COVID-19

Scenario Modeling Hub

A Note on Scenario Modeling Hub Round 14 (July 19, 2022)

In a new round of projections, the Scenario Modeling Hub evaluated the trajectory of COVID-19 in the coming year under different assumptions about the scale of the fall 2022 booster campaign and the emergence of a hypothetical new variant in fall 2022

Our main findings include:

  • Absent a new variant, COVID levels may continue to rise nationally and stay elevated through early fall. 50% projection intervals suggest that hospitalizations are unlikely to exceed 60% of the Omicron peak. However, this national pattern masks significant variation in projected trajectories between states
  • Not all models project a significant peak to result from the introduction of a new variant, however those that do project peaks in late fall or winter.
  • Regardless of the presence of a new variant, over the first fifty weeks of the projection period an extended booster campaign is projected to lead to a greater than 15% reduction in hospitalizations and 10% reduction in deaths relative to the restricted booster scenario. This represents reductions of 348,000 (95% PI: -64,000-759,000) hospitalizations and 43,000 (95% PI: -23,000-108,000) deaths in the no variant scenario at the national level.
  • Absent a new variant or change in vaccination policy, over the next fifty weeks 1.7 million (95% PI: 503,000-4.5 million) hospitalizations and 230,000 (95% PI: 29,000-873,000) deaths are projected, with very broad uncertainty.
  • We are still in a period of substantial uncertainty about the future and there are significant qualitative differences between individual models, particularly in the long-term. The ensembling methodology may blunt the magnitude of the projected peaks when individual models differ in peak timing.
  • As of the release of this report, hospitalization have tracked well with the ensemble projections while deaths have tended to be on the lower end of the projection interval.
  • These key takeaways are subject to several limitations/caveats:
    • Not all models include BA4/5, and those that do are fit to limited observed data on their circulation.
    • Radical changes in case ascertainment and reporting are making models increasingly hard to fit and clouding the comparison between model projections and observed outcomes.
    • The efficacy of reformulated vaccines is unknown.
    • The new variant introduced in these scenarios is purely hypothetical, and any new variant that does emerge may have very different characteristics.

Table 1. COVID-19 Scenario Modeling Hub round 14 scenarios.
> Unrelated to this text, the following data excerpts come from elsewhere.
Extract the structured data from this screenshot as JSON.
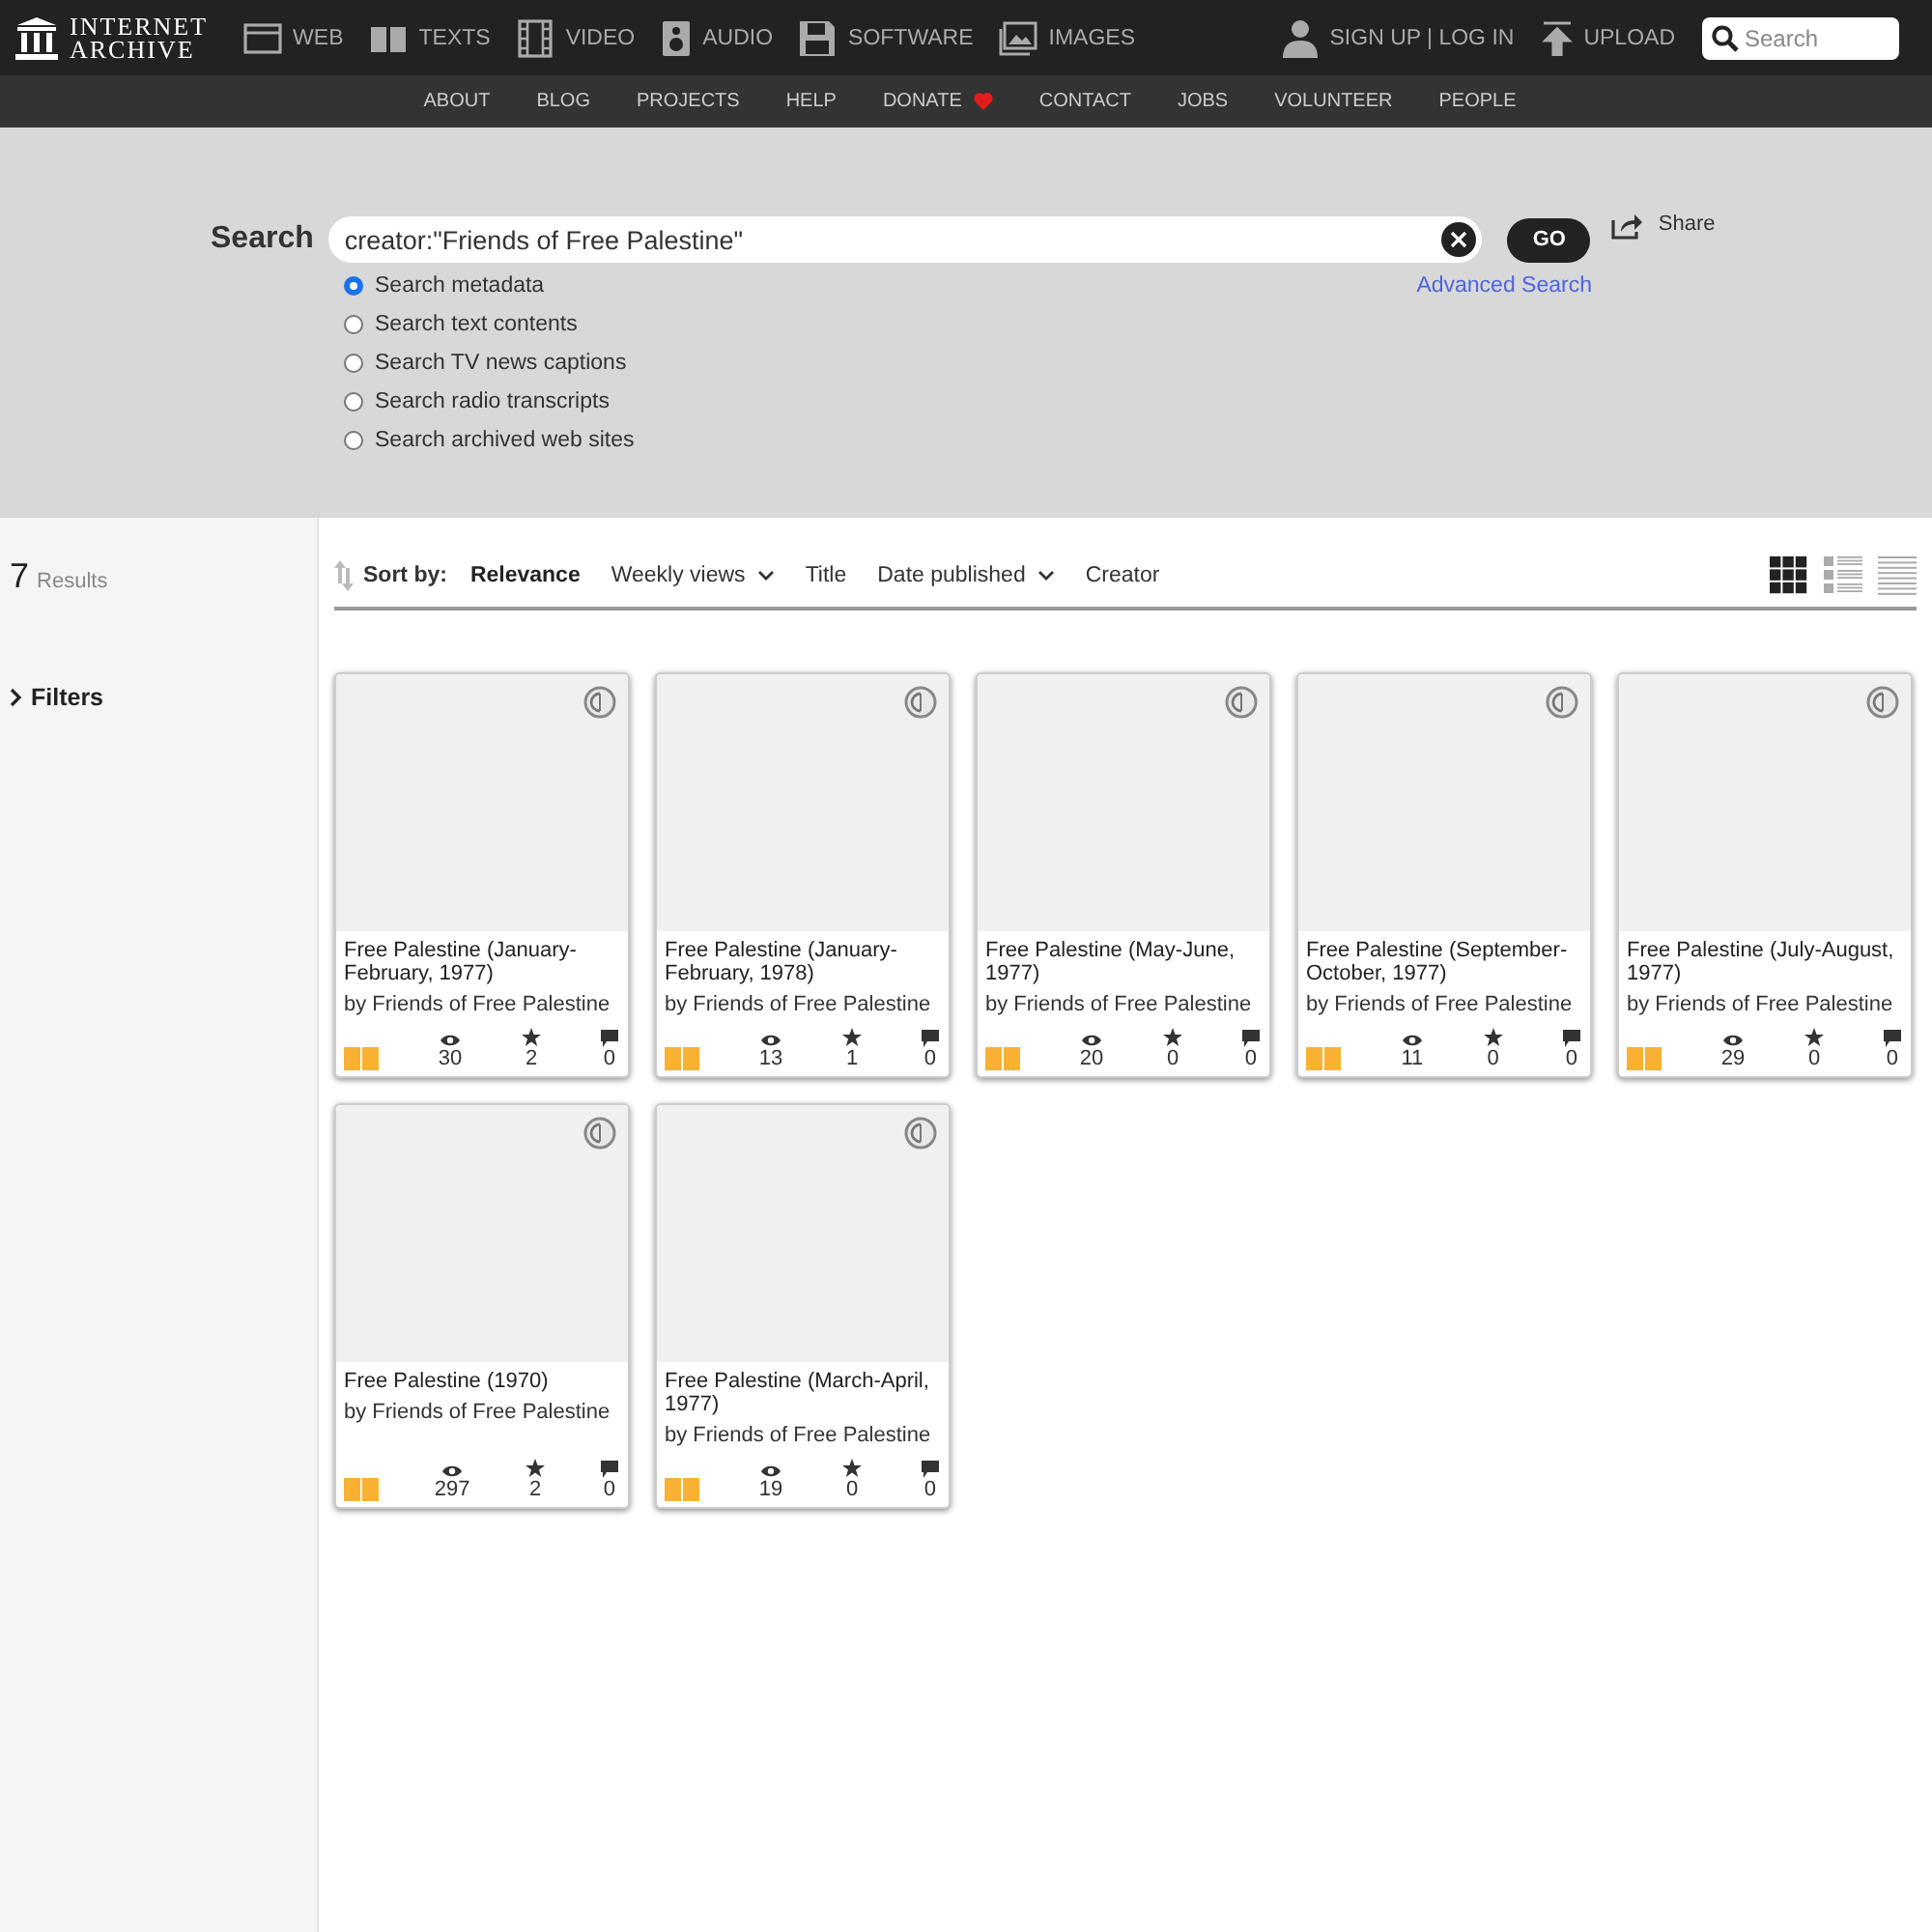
{
  "logo": {
    "line_1": "INTERNET",
    "line_2": "ARCHIVE"
  },
  "media_nav": [
    {
      "kind": "web",
      "label": "WEB"
    },
    {
      "kind": "texts",
      "label": "TEXTS"
    },
    {
      "kind": "video",
      "label": "VIDEO"
    },
    {
      "kind": "audio",
      "label": "AUDIO"
    },
    {
      "kind": "software",
      "label": "SOFTWARE"
    },
    {
      "kind": "images",
      "label": "IMAGES"
    }
  ],
  "account": {
    "sign_in": "SIGN UP | LOG IN",
    "upload": "UPLOAD",
    "search_placeholder": "Search"
  },
  "sub_nav": [
    {
      "label": "ABOUT",
      "heart": false
    },
    {
      "label": "BLOG",
      "heart": false
    },
    {
      "label": "PROJECTS",
      "heart": false
    },
    {
      "label": "HELP",
      "heart": false
    },
    {
      "label": "DONATE",
      "heart": true
    },
    {
      "label": "CONTACT",
      "heart": false
    },
    {
      "label": "JOBS",
      "heart": false
    },
    {
      "label": "VOLUNTEER",
      "heart": false
    },
    {
      "label": "PEOPLE",
      "heart": false
    }
  ],
  "search": {
    "label": "Search",
    "value": "creator:\"Friends of Free Palestine\"",
    "go": "GO",
    "share": "Share",
    "advanced": "Advanced Search",
    "options": [
      {
        "label": "Search metadata",
        "selected": true
      },
      {
        "label": "Search text contents",
        "selected": false
      },
      {
        "label": "Search TV news captions",
        "selected": false
      },
      {
        "label": "Search radio transcripts",
        "selected": false
      },
      {
        "label": "Search archived web sites",
        "selected": false
      }
    ]
  },
  "results": {
    "count": "7",
    "label": "Results",
    "filters": "Filters"
  },
  "sort": {
    "label": "Sort by:",
    "options": [
      {
        "label": "Relevance",
        "selected": true,
        "dropdown": false
      },
      {
        "label": "Weekly views",
        "selected": false,
        "dropdown": true
      },
      {
        "label": "Title",
        "selected": false,
        "dropdown": false
      },
      {
        "label": "Date published",
        "selected": false,
        "dropdown": true
      },
      {
        "label": "Creator",
        "selected": false,
        "dropdown": false
      }
    ],
    "view_modes": [
      {
        "kind": "tiles",
        "selected": true
      },
      {
        "kind": "list-detail",
        "selected": false
      },
      {
        "kind": "list-compact",
        "selected": false
      }
    ]
  },
  "items": [
    {
      "title": "Free Palestine (January-February, 1977)",
      "creator": "by Friends of Free Palestine",
      "views": "30",
      "favorites": "2",
      "reviews": "0"
    },
    {
      "title": "Free Palestine (January-February, 1978)",
      "creator": "by Friends of Free Palestine",
      "views": "13",
      "favorites": "1",
      "reviews": "0"
    },
    {
      "title": "Free Palestine (May-June, 1977)",
      "creator": "by Friends of Free Palestine",
      "views": "20",
      "favorites": "0",
      "reviews": "0"
    },
    {
      "title": "Free Palestine (September-October, 1977)",
      "creator": "by Friends of Free Palestine",
      "views": "11",
      "favorites": "0",
      "reviews": "0"
    },
    {
      "title": "Free Palestine (July-August, 1977)",
      "creator": "by Friends of Free Palestine",
      "views": "29",
      "favorites": "0",
      "reviews": "0"
    },
    {
      "title": "Free Palestine (1970)",
      "creator": "by Friends of Free Palestine",
      "views": "297",
      "favorites": "2",
      "reviews": "0"
    },
    {
      "title": "Free Palestine (March-April, 1977)",
      "creator": "by Friends of Free Palestine",
      "views": "19",
      "favorites": "0",
      "reviews": "0"
    }
  ]
}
More detailed scenario definitions and model characteristics can be found at https://github.com/midas-network/covid19-scenario-modeling-hub.


Rationale

Even the best models of emerging infections struggle to give accurate forecasts at time scales greater than 3-4 weeks due to unpredictable drivers such as a changing policy environment, behavior change, the development of new control measures, and stochastic events. However, policy decisions around the course of emerging infections often require projections in the time frame of months. The goal of long-term projections is to compare outbreak trajectories under different scenarios, as opposed to offering a specific, unconditional estimate of what “will” happen.

As such, long-term projections can guide longer-term decision-making while short-term forecasts are more useful for situational awareness and guiding immediate response. The need for long-term epidemic projections is particularly acute in a severe pandemic, such as COVID-19, that has a large impact on the economy; for instance, economic and budget projections require estimates of outbreak trajectories in the 3-6 month time scale.